Gesetzestext
(1) Das Betreuungsgericht führt über die gesamte Tätigkeit des Betreuers die Aufsicht. Es hat dabei auf die Einhaltung der Pflichten des Betreuten zu achten und insbesondere bei Anordnungen nach Absatz 3, der Erteilung von Genehmigungen und einstweiligen Maßnahmen nach § 1867 den in § 1821 Absatz 2 bis 4 festgelegten Maßstab zu beachten.
(2) Das Betreuungsgericht hat den Betreuten persönlich anzuhören, wenn Anhaltspunkte dafür bestehen, dass der Betreuer pflichtwidrig den Wünschen des Betreuten nicht oder nicht in geeigneter Weise oder seinen Pflichen gegenüber dem Betreuten in anderer Weise nicht nachkommt, es sei denn, die persönliche Anhörung ist nicht geeignet oder nicht erforderlich, um die Pflichtwidrigkeit aufzuklären.
(3) Das Betreuungsgericht hat gegen Pflichtwidrigkeiten des Betreuers durch geeignete Gebote und Verbote einzuschreiten. Zur Befolgung seiner Anordnungen kann es den Betreuer durch die Festsetzung von Zwangsgeld anhalten. Gegen die Betreuungsbehörde, einen Behördenbetreuer oder einen Betreuungsverein wird kein Zwangsgeld festgesetzt.

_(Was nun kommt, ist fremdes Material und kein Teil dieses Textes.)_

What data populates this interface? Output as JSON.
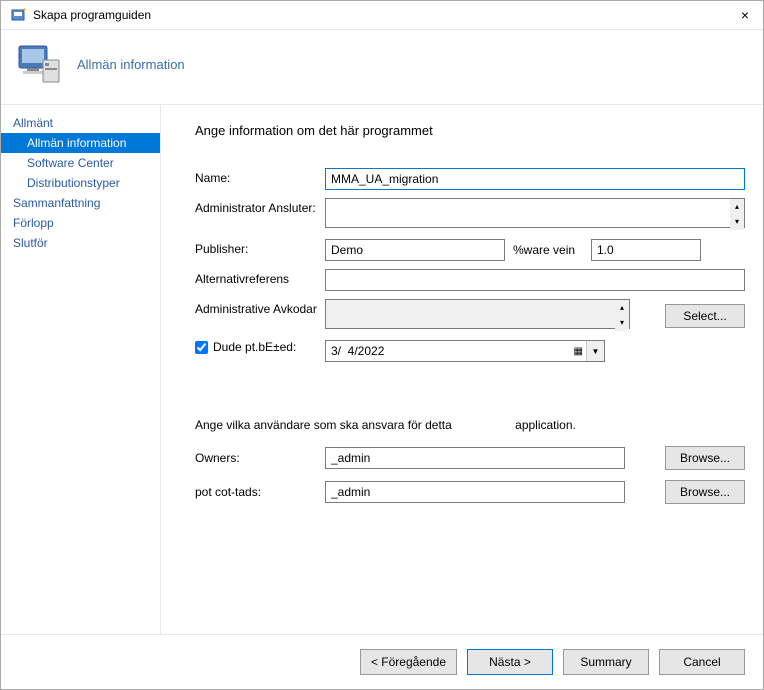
{
  "titlebar": {
    "title": "Skapa programguiden",
    "close_label": "×"
  },
  "header": {
    "page_label": "Allmän information"
  },
  "sidebar": {
    "items": [
      {
        "label": "Allmänt",
        "sub": false,
        "selected": false
      },
      {
        "label": "Allmän information",
        "sub": true,
        "selected": true
      },
      {
        "label": "Software Center",
        "sub": true,
        "selected": false
      },
      {
        "label": "Distributionstyper",
        "sub": true,
        "selected": false
      },
      {
        "label": "Sammanfattning",
        "sub": false,
        "selected": false
      },
      {
        "label": "Förlopp",
        "sub": false,
        "selected": false
      },
      {
        "label": "Slutför",
        "sub": false,
        "selected": false
      }
    ]
  },
  "content": {
    "heading": "Ange information om det här programmet",
    "labels": {
      "name": "Name:",
      "admin_comment": "Administrator Ansluter:",
      "publisher": "Publisher:",
      "sw_version": "%ware vein",
      "alt_ref": "Alternativreferens",
      "admin_categories": "Administrative Avkodar",
      "date_published": "Dude pt.bE±ed:",
      "select_btn": "Select...",
      "responsible_note": "Ange vilka användare som ska ansvara för detta",
      "responsible_note2": "application.",
      "owners": "Owners:",
      "support_contacts": "pot cot-tads:",
      "browse_btn": "Browse..."
    },
    "values": {
      "name": "MMA_UA_migration",
      "admin_comment": "",
      "publisher": "Demo",
      "sw_version": "1.0",
      "alt_ref": "",
      "admin_categories": "",
      "date_published_checked": true,
      "date_published": "3/  4/2022",
      "owners": "_admin",
      "support_contacts": "_admin"
    }
  },
  "footer": {
    "previous": "< Föregående",
    "next": "Nästa >",
    "summary": "Summary",
    "cancel": "Cancel"
  }
}
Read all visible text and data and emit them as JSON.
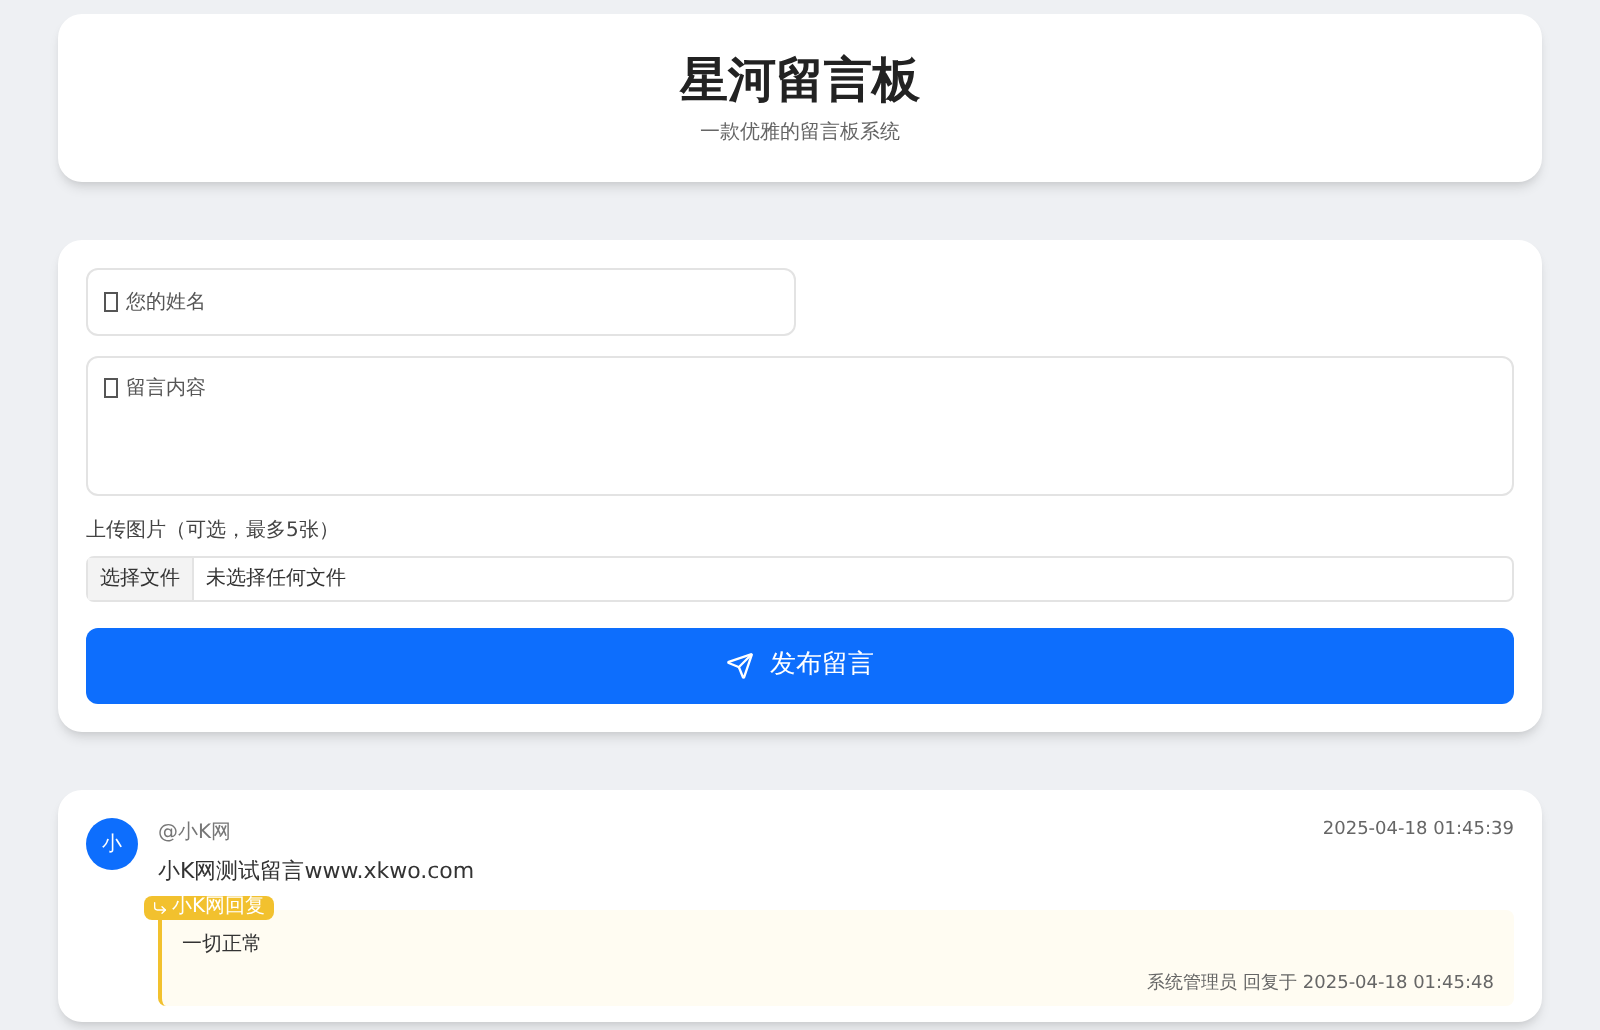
{
  "header": {
    "title": "星河留言板",
    "subtitle": "一款优雅的留言板系统"
  },
  "form": {
    "name_placeholder": "您的姓名",
    "content_placeholder": "留言内容",
    "upload_label": "上传图片（可选，最多5张）",
    "file_button": "选择文件",
    "file_status": "未选择任何文件",
    "submit": "发布留言"
  },
  "messages": [
    {
      "avatar": "小",
      "author": "@小K网",
      "time": "2025-04-18 01:45:39",
      "text": "小K网测试留言www.xkwo.com",
      "reply": {
        "badge": "小K网回复",
        "text": "一切正常",
        "meta": "系统管理员 回复于 2025-04-18 01:45:48"
      }
    }
  ]
}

(4) Durch Landesrecht kann bestimmt werden, dass Vorschriften, welche die Aufsicht des Betreuungsgerichts in vermögensrechtlicher Hinsicht sowie beim Abschluss von Ausbildungs-, Dienst- oder Arbeitsverträgen betreffen, gegenüber der Betreuungsbehörde außer Anwendung bleiben.
A. Normzweck.
Rn 1
Die Vorschrift regelt die Aufsichtspflicht des BtG. Der Grundsatz der Selbstständigkeit des Betreuers bei der Führung seiner ihm übertragenen Aufgaben erfährt in § 1862 im Interesse der staatlichen Kontrolle und Aufsicht verschiedene Einschränkungen (BTDrs 19/24445, 298f). In den Regelungsgehalt sind die Bestimmungen des § 1837 II u III aF in modifizierter Form aufgenommen worden, zur Berichtspflicht über die persönlichen Kontakte (§ 1837 II 2 aF) vgl jetzt § 1863 III Nr 1, zur Pflicht zum Abschluss einer Berufshaftpflichtversicherung für Berufsbetreuer (§ 1837 II 3 aF) § 23 I Nr 3 BtOG.
Rn 2
Nach I erstreckt sich die Aufsichtspflicht des BtG auf die gesamte Tätigkeit des Betreuers in den Bereichen der ihm übertragenen Aufgaben. Der Aufsicht unterworfen sind dabei ehrenamtliche und berufliche Betreuer. Unterschiede gibt es lediglich hinsichtlich des Maßes der Kontrolle. Das Gericht hat dabei zu überwachen, dass der Betreuer dem Gebot zu einer treuen und gewissenhaften Amtsführung nachkommt, dh die gesetzlichen Vorschriften über die Führung der Betreuung einhält, nicht gegen gerichtliche AnO verstößt, die persönlichen und wirtschaftlichen Interessen des Betreuten nicht vernachlässigt und den ihm zustehenden Ermessensspielraum nicht überschreitet. Maßstab ist dabei nach I 2 der Wunsch bzw der mutmaßliche Wille des Betreuten gem § 1821 II–IV, der auch bei der Erteilung von Genehmigungen gem §§ 1855 ff und einstweiligen Maßnahmen nach § 1867 zu beachten ist.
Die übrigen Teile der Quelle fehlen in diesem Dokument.